Kelley Marie Swanberg
Visiting lecturer
Division: Embedded Intelligent Systems LAB
Department of Computer Science, Electrical and Space Engineering
Om mig
Kelley M. Swanberg, Ph.D. is a biomedical engineer who specializes in the methods and applications of ultra-high-field (7+ tesla) clinical and preclinical in vivo proton magnetic resonance spectroscopy (1H MRS) and imaging (MRI). She received her BA in Neurobiology from Harvard University in Cambridge, MA, USA; her MSc in East-West Medicine, Korean Medicine from Kyung Hee University in Seoul, South Korea; and her MSc and PhD in Biomedical Engineering from Columbia University in New York, NY, USA.
Since beginning her career in magnetic resonance (MR) at the Yale School of Medicine Magnetic Resonance Research Center (MRRC) in 2015, Dr. Swanberg has been methodologically interested in pushing the limits of synthetic data and multivariate analysis thereof, like machine learning and its generative cousins, to understand and control the errors inherent in MR data acquisitions. She is topically interested in employing these acquisitions, together with experts in non-MR methods like immunohistochemistry (IHC), ultra-high performance liquid chromatography with tandem mass spectrometry (UPLC-MS/MS), and more, to better understand, as noninvasively and equivalently as possible in both preclinical models and human patients, the multitudinous faces and fundamental mechanisms of neurodegeneration.
Within EISLAB (Embedded Intelligent Systems) in Institutionen för system- och rymdteknik at Luleå tekniska universitet, Dr. Swanberg teaches classes in best practices within the application of artificial intelligence to complex problems in clinical medicine and biomedical research, especially image analysis.

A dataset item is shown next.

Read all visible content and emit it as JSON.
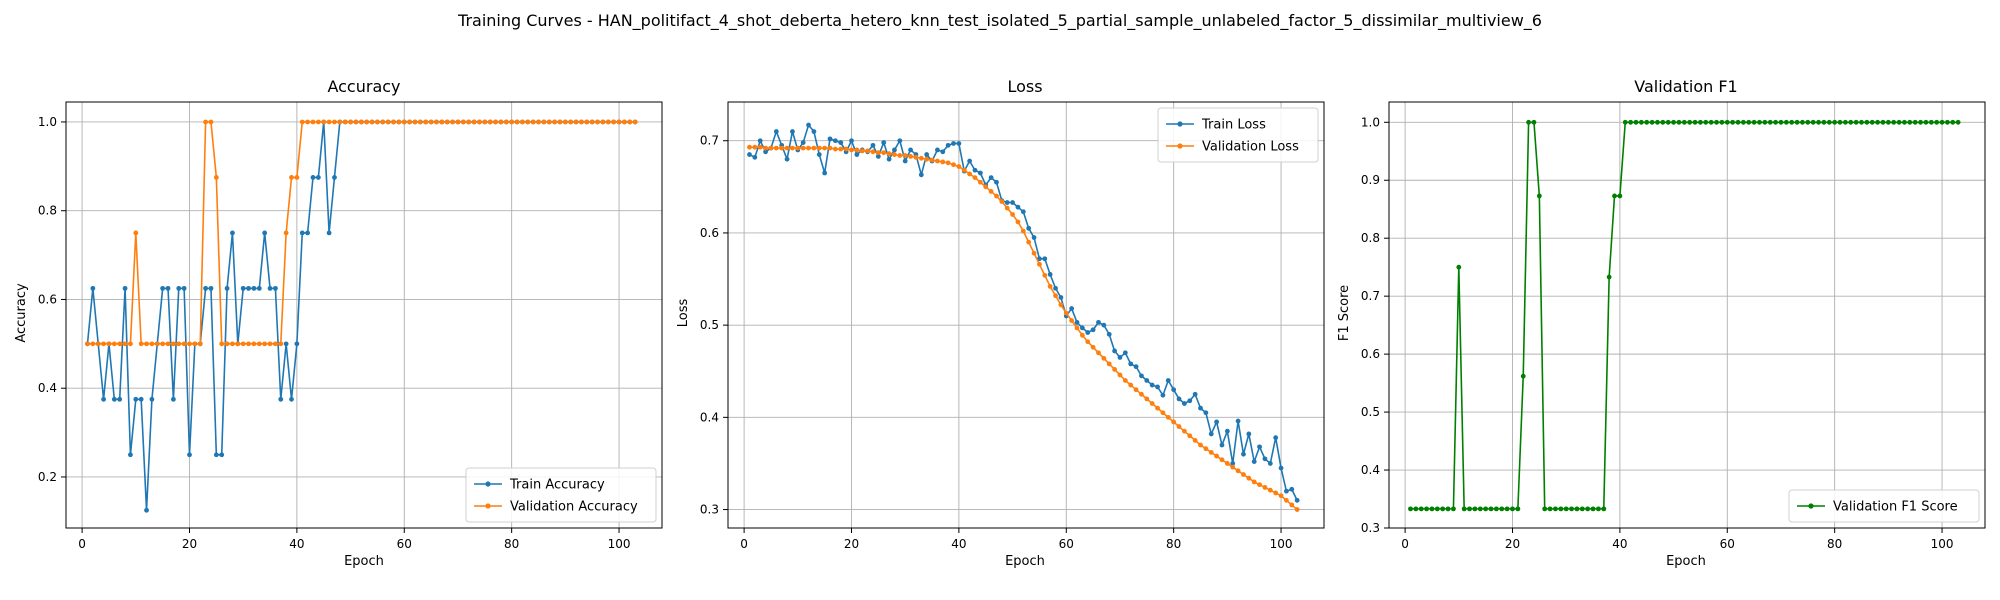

In her research at the Lund University Faculty of Medicine, Dr. Swanberg is also driving the development of a novel MR-based method to noninvasively track potentially clinically significant cerebrospinal fluid (CSF)-mediated brain solute clearance in both mouse models and humans. She is additionally leading efforts to characterize the vascular, metabolic and anatomic signatures of early neurodegeneration in mouse models of Alzheimer's-like beta-amyloid aggregation, as well as to rigorously validate the potential of language-model (LM) artificial intelligence (AI) to streamline the comprehensive literature review of noninvasive magnetic-resonance research on neurofluid dynamics and Alzheimer's disease.